Fill in the Blanks

by jj skolnik

A punk band onstage under lurid red lights, playing to a packed crowd in a big venue
Images courtesy of the author

I.

I’m not much for reunion shows; there’s only one situation in which they’re good, and that’s when the band members are genuinely having a ball playing together again. There’s nothing more grueling than watching a handful of AARP members inhospitably occupy the same space while they run lifelessly through their most-loved catalog moments—other than perhaps watching one original member with three 22-year-old hired guns try to recapture a flame. (Lest one think I am casting stones unfairly, I am 45 and already receiving the mailings.)

The nostalgia cycle works in roughly 20–30 year arcs, and so my friends and contemporaries with whom I shared basements, VFW halls, squats, record stores, and other oddball venues that let punks overrun them on their off hours (dance studios!—an office for a cleaning service!) are now doing the reunion circuit. Some of them have managed to make a go at being full-time musicians, but most have day jobs. They’ve remained lifers, though, whether they’re going to shows all the time or not—in love with music, trying to bring the principles that meant something to them from punk into adult life. A commitment to building and envisioning a radically better world; a commitment to prosocial relationships and community; a critique of corporatism, capitalism, and bigotry. 

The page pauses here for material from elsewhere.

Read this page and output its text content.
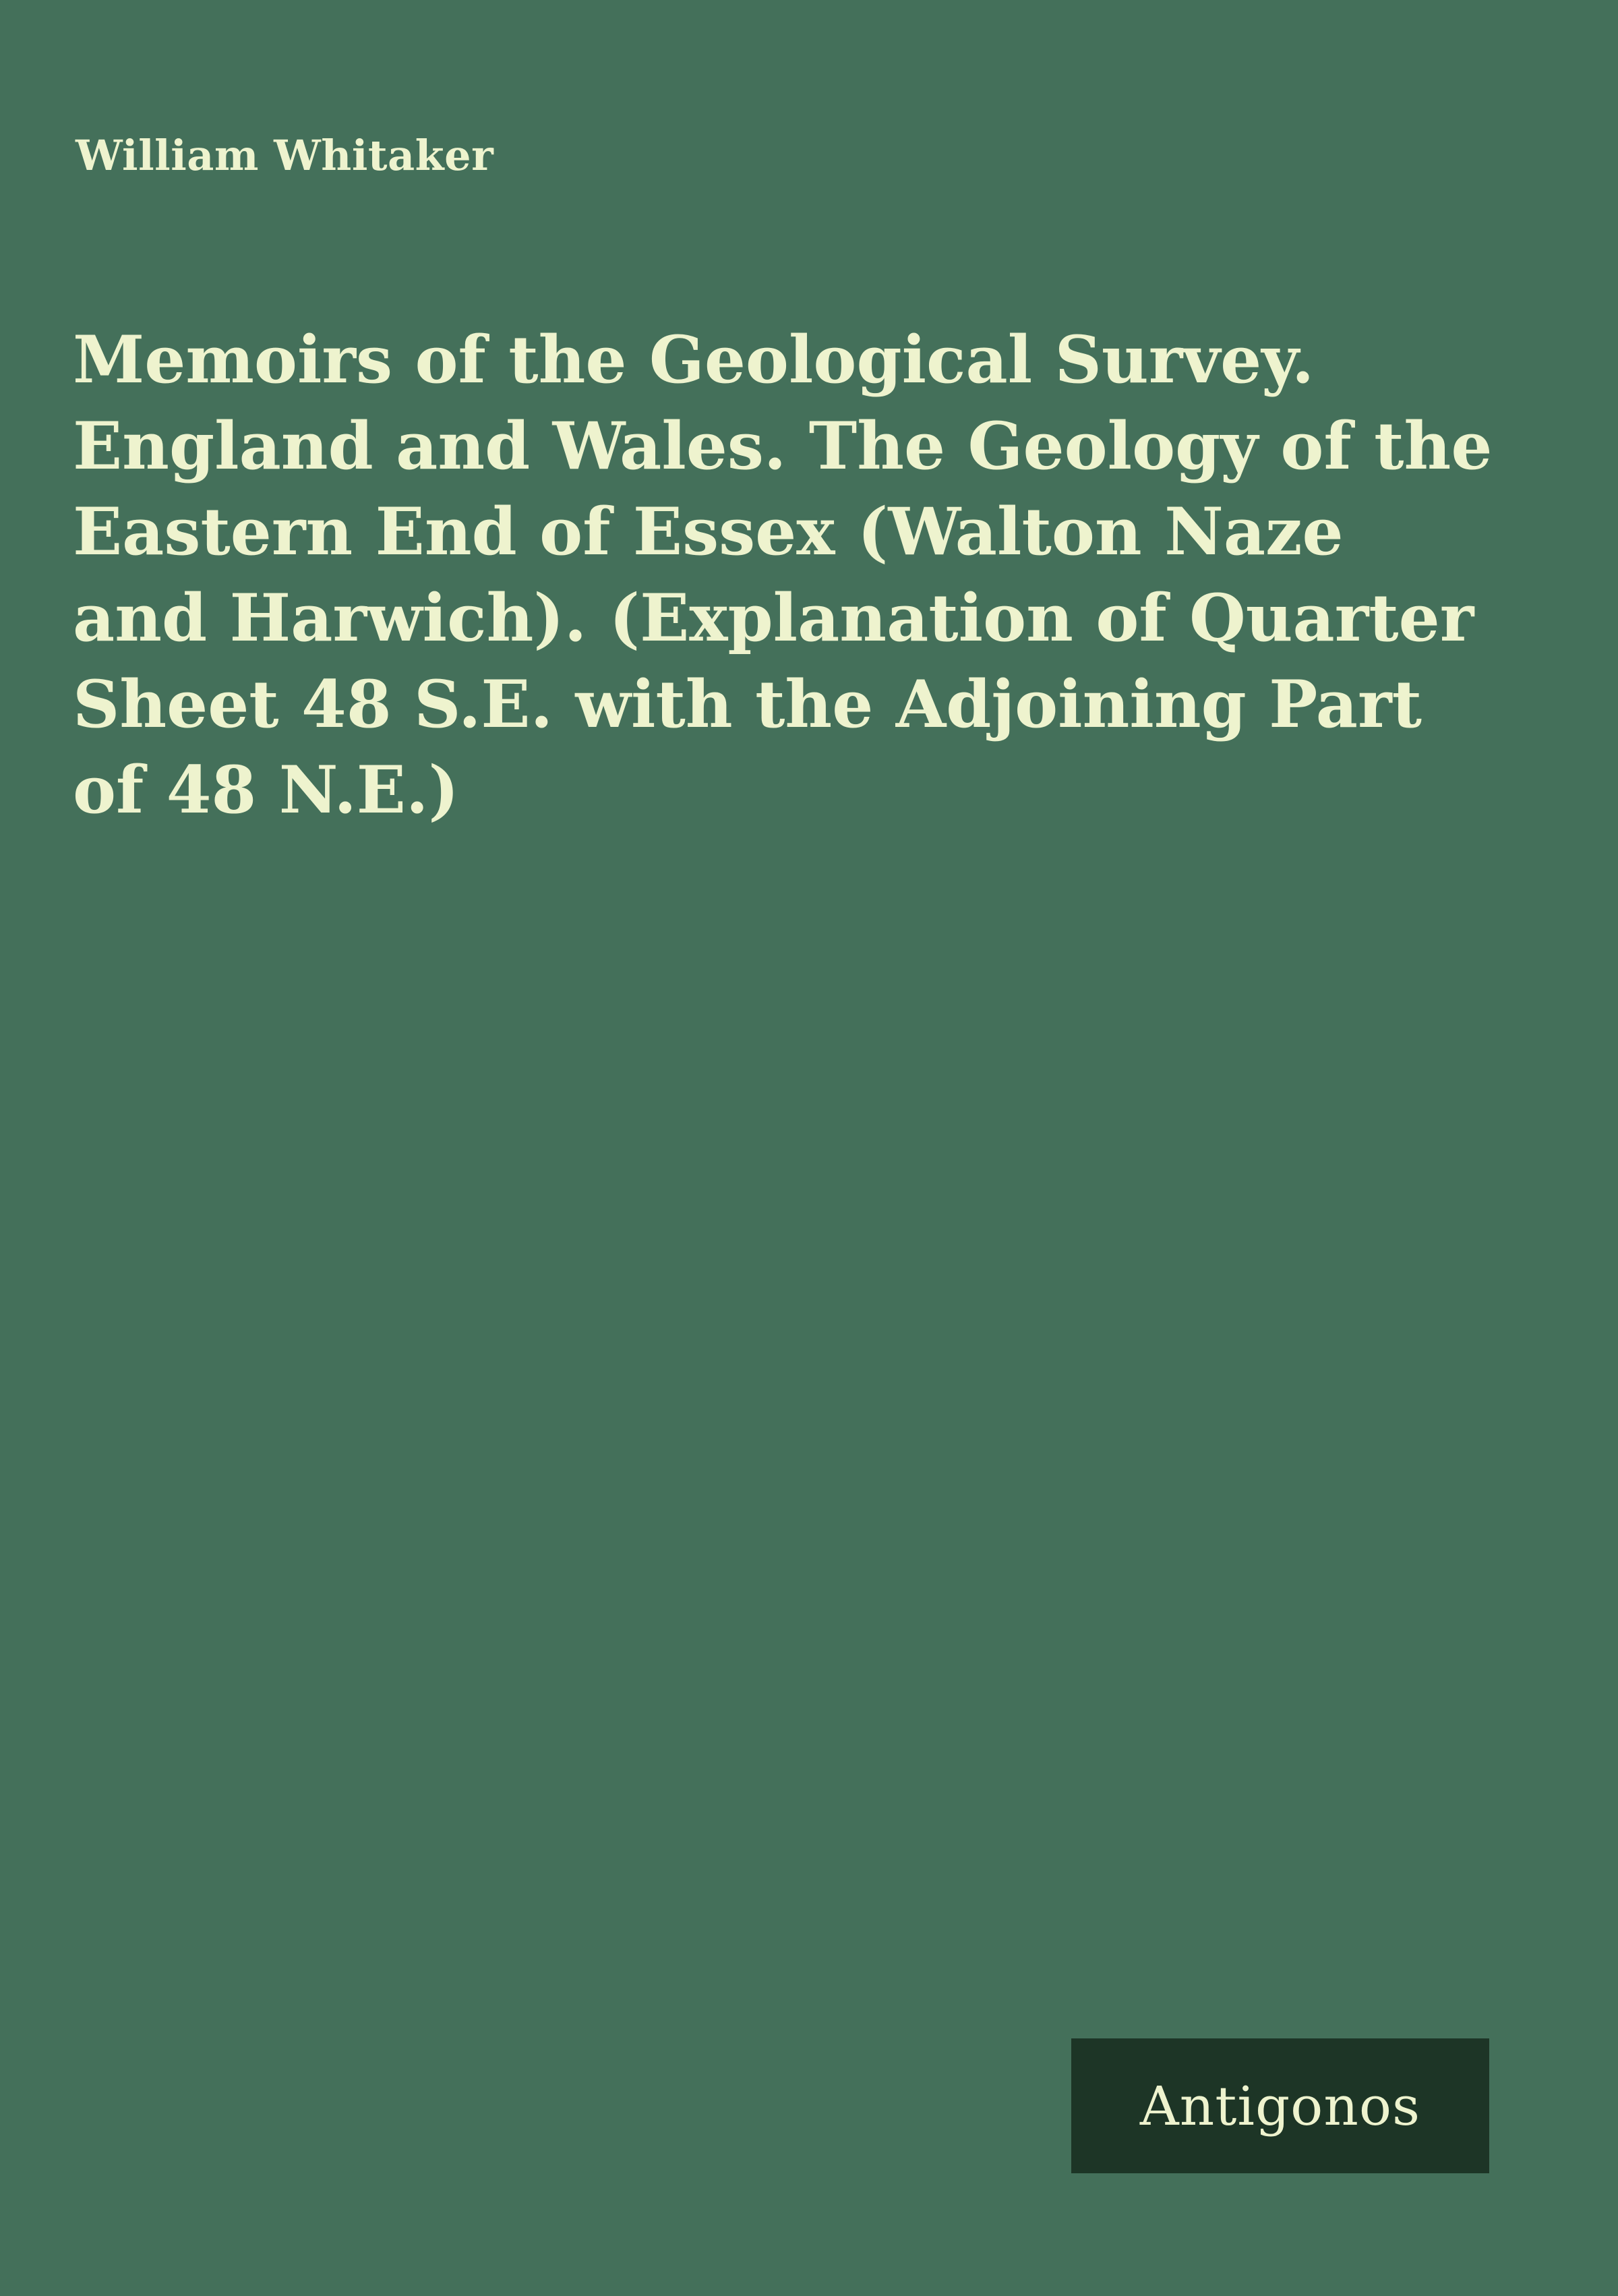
William Whitaker
Memoirs of the Geological Survey. England and Wales. The Geology of the Eastern End of Essex (Walton Naze and Harwich). (Explanation of Quarter Sheet 48 S.E. with the Adjoining Part of 48 N.E.)
Antigonos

And so here I am at the screamo show. The lineup is Saetia—containing some friendly acquaintances—City of Caterpillar, and pg.99, who are also my age and who I saw play all the time because I’m from the D.C. area and they’re from Virginia, and Crowning, who are young screamo revivalists. We unfortunately miss Crowning, though I am told that they rip, they are loudly pro-Palestine (no art as usual!), and that they open with a nod to the Sears air conditioner ad, which is fucking beautiful, a perfectly elegant pisstake on their own ’90s revivalism and the ’90s as understood through memes. I love them in absentia.